How is any of this relevant to market microstructure?  High frequency traders (HFTs) who are attempting to gain advantage by racing orders across trading venues will skate ever closer to edge of the light cones that connect those events.  But no technology can operate outside the limits of the causal boundary.  And that provides one method of trying to protect large orders, and to avoid disclosing information to the HFTs.  A smart order router can break a large order into multiple components, and direct the components to multiple exchanges.  If it takes into account the latency of delivering those orders to their destinations, and controls the timing so that the arrival events lie outside each other’s light cones, each component order will be able to execute at its destination without being influenced by the existence of the others.

The IEX Group, which has an application to become a stock exchange pending before the SEC, mentions this technique in a patent application6: “Ensuring Simultaneous Information Delivery to Geographically Distinct Trading Systems” (para. 130):  “[M]any trading systems may target information delivery on a temporal plane.”  Note that IEX’s “temporal plane” corresponds to the plane labeled “hypersurface of the present” in Figure 1.  A smart order router does not have to hit the temporal plane precisely, however; it will suffice to keep all of the component orders causally separated – outside each other’s light cones.  The farther apart (in space) that the different trading venues are located, the easier it will be for an order router to achieve this causal separation, because the precise timing gets less critical.

The theory of special relativity also has implications for how we think about “stale” prices across a set of linked exchanges.  We need to recognize that, in any spatially distributed system of trading centers, it will not be possible to avoid some degree of price staleness; indeed, it will not be possible to come up with an unambiguous definition of staleness.

At the speed of today’s financial markets, we need to be wary of applying overly simplistic idealized models of how trading should operate.  Economic concepts like the Efficient Markets Hypothesis – in an efficient market prices will “instantaneously” incorporate all available information – must be tempered by an understanding of the nature of space and time.
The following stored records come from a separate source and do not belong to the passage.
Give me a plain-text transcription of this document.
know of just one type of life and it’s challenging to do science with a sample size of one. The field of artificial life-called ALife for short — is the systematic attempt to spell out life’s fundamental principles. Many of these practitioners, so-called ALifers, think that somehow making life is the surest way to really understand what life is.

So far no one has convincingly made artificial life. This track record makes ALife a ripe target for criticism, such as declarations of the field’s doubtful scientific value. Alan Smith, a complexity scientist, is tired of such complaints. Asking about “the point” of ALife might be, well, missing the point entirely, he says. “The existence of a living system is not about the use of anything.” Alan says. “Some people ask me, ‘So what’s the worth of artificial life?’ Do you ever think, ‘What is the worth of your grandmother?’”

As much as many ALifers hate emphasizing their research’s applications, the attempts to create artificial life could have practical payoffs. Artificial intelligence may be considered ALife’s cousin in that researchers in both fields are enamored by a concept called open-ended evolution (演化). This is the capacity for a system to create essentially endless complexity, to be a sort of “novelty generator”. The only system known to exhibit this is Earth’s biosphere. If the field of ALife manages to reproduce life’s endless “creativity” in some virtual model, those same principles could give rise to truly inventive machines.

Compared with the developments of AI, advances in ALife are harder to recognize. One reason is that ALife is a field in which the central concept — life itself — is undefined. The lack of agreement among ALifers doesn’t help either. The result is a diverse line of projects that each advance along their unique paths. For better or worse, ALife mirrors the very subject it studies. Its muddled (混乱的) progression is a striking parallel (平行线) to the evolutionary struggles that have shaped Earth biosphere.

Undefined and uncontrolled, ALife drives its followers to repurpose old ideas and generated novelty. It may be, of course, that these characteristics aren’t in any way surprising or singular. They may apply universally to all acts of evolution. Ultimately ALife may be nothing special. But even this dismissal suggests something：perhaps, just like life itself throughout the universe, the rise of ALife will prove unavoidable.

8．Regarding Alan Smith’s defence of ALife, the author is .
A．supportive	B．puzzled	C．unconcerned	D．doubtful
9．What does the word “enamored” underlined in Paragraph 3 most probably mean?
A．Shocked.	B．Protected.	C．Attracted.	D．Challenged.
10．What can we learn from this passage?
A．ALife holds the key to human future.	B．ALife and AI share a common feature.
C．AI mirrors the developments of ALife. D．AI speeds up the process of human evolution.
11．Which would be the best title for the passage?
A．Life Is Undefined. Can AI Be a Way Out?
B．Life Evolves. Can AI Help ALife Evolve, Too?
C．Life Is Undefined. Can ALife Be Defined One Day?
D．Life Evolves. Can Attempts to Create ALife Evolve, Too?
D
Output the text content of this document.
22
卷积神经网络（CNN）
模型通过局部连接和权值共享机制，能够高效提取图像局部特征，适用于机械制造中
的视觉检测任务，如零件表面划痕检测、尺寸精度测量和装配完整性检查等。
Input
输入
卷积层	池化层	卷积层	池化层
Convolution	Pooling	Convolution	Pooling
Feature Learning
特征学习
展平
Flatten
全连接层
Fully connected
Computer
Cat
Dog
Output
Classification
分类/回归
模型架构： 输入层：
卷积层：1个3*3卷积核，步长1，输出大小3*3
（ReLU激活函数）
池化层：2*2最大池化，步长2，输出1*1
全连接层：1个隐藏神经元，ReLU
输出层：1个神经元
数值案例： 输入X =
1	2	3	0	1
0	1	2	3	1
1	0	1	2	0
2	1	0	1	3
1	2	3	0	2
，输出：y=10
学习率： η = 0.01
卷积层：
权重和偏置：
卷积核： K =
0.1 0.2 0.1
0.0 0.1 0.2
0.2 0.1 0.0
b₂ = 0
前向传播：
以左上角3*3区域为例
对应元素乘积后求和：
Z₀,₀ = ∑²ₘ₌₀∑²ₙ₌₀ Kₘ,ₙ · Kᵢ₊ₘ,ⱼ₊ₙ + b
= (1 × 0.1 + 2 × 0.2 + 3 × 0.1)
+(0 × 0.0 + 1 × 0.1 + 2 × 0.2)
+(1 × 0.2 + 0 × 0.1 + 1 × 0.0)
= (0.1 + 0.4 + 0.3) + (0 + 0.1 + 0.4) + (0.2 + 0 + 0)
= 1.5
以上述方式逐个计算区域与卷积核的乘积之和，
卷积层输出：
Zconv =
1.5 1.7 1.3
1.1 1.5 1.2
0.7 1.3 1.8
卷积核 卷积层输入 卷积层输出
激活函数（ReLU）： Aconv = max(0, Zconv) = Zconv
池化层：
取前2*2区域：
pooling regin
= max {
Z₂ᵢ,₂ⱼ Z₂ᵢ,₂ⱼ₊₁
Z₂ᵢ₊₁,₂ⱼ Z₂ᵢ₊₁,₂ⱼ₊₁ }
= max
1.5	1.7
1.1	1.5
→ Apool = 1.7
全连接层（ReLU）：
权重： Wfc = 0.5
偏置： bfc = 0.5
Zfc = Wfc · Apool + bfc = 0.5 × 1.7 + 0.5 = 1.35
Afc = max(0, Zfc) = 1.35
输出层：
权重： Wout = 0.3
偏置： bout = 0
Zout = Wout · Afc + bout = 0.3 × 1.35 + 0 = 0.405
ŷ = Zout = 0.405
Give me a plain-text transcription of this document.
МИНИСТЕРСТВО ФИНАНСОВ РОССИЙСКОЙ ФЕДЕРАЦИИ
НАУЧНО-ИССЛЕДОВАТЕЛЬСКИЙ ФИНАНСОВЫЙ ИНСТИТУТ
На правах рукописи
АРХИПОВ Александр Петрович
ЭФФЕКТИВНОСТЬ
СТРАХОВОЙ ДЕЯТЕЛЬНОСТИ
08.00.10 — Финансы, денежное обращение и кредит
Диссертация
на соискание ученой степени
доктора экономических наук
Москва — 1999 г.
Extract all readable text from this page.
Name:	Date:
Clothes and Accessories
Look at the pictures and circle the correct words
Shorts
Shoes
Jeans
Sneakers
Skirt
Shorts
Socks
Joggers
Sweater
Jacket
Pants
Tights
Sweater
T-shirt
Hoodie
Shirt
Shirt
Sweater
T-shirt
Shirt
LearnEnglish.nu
1 Hermann Minkowski, address to the 80th Assembly of German Natural Scientists and Physicians (Sept. 21, 1908), published later as:  Minkowski, Hermann (1909), Raum und Zeit (“Space and Time”), Physikalische Zeitschrift 10: 75–88.  Minkowski was Einstein’s physics teacher.

2 Brian Mannix, Races, Rushes, and Runs – Taming the Turbulence in Financial Trading

3 To be clear, if two events are “causally connected” in this sense, that does not imply actual causality.  It merely indicates that the events can be traversed at less than the speed of light – along a “timelike curve,” or worldline, in the parlance of special relativity.

4 Different observers traveling at different velocities.

5 Albert Einstein, Zur Elektrodynamik bewegter Körper (“On the Electrodynamics of Moving Bodies”), Annalen der Physik, Bern 1905. pp. 891 - 921.  English translation

6 Katsuyama, et al (assignee:  IEX Group).  Transmission Latency Leveling Apparatuses, Methods, and Systems.  U.S. Patent Application, Publication No. US 2015/0073967 A1.  Filed July 3, 2104.  Pub. Date:  Mar 12, 2015.